The drive to ensure Bee survival isn’t just about food security but also because of their cultural significance.

How did your research into megafauna start?

It started with my undergraduate project and over the past year I have done further work which led up to presenting my work at Oxford’s megafauna conference. The core of my research is about the debates in the research community as to what killed off these big animals; was it climate change or human intervention?

What sort of megafauna would most people be familiar with?

A lot of people are familiar with ice age megafauna – woolly mammoths and woolly rhinoceros but even earlier than that, in the warm period before the last ice age we had huge lions and hyenas, straight tusked elephants and hippopotamuses that covered Britain and Europe.

Australia had giant lizards and wombats and South America had some of the strangest megafauna; giant armadillos and giant ground sloths – which were the size of elephants.

How did human activity contribute to the extinction of these megafauna?

There are three big theories that encapsulate the human impact on megafauna. For some animals it is likely that humans predated them and that extinction was caused by hunting; for others, like sabre-toothed cats, it seems that humans displaced them geographically.

The third human effect involves early humans’ use of fire; there’s every chance that large areas of habitat were destroyed, drastically changing the landscape and causing megafauna extinctions.

What implications does the megafauna research that was presented at Oxford’s conference have for modern day land management and ecology?

There has been a lot of discussion about replacing these lost ecosystem functions and ‘rewilding’ areas of land. This research pushes conservation towards looking at ecosystem services, the ways in which the ecosystem benefits humankind; questions are already starting to be raised about what ecosystem services we’re lacking.

Some people are trying to reintroduce Indian water buffalo and Indian elephants to reserves in Russia but I don’t think we’ll see that in Britain. We don’t have any of these large animals in our landscape and we need to think about what value it would add if we introduced them to replace animals like the Aurochs - a type of large wild cattle, which are now extinct.

The debate in modern conservation is: “If something acts identically to an extinct creature, in an ecosystem, is it worthwhile reintroducing it?” There’s a lot of debate around this topic but my personal opinion is that just because something behaves like a mammoth and looks a bit like a mammoth it doesn’t make it a mammoth. Other people would argue that if it’s functionally the same then it is doing the same job for the ecosystem.

What attracted you about University of Exeter, how do you think it can support your research?

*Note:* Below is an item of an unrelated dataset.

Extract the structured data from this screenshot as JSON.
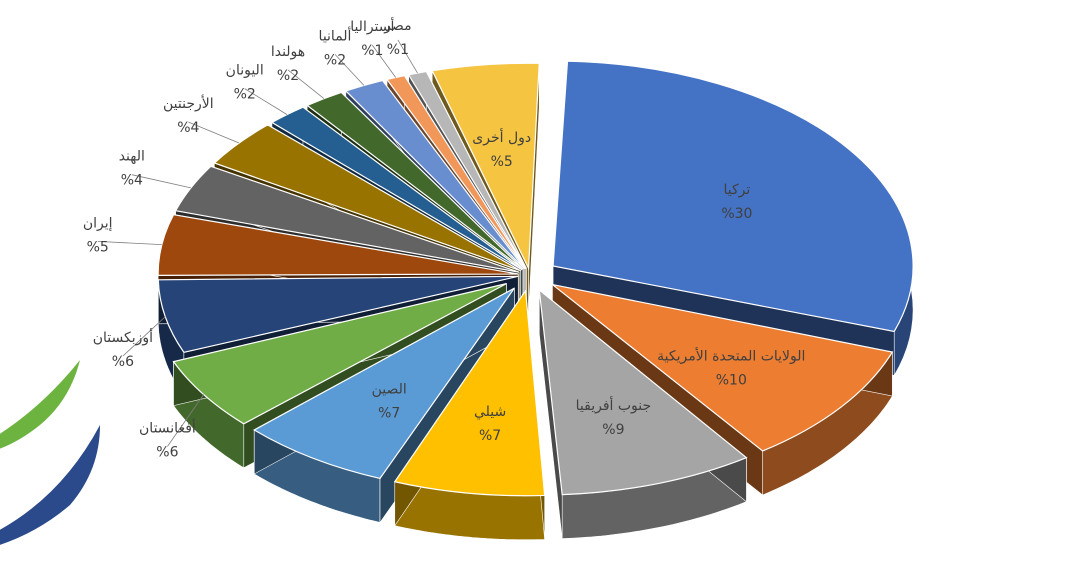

I think the quality of research here is outstanding; it’s difficult not to notice the high-profile groups that work here.

All universities need to show a lot more interest in things like science communication and getting stakeholders interested in the science that’s being done; Exeter puts a lot of effort into emphasising the gains in that field which is what attracted me.

The topics of research in Cornwall were another attraction; there’s a lot of focus on emerging diseases and pollinators which are subjects I’ve always been interested in, as well as large-scale monitoring programmes.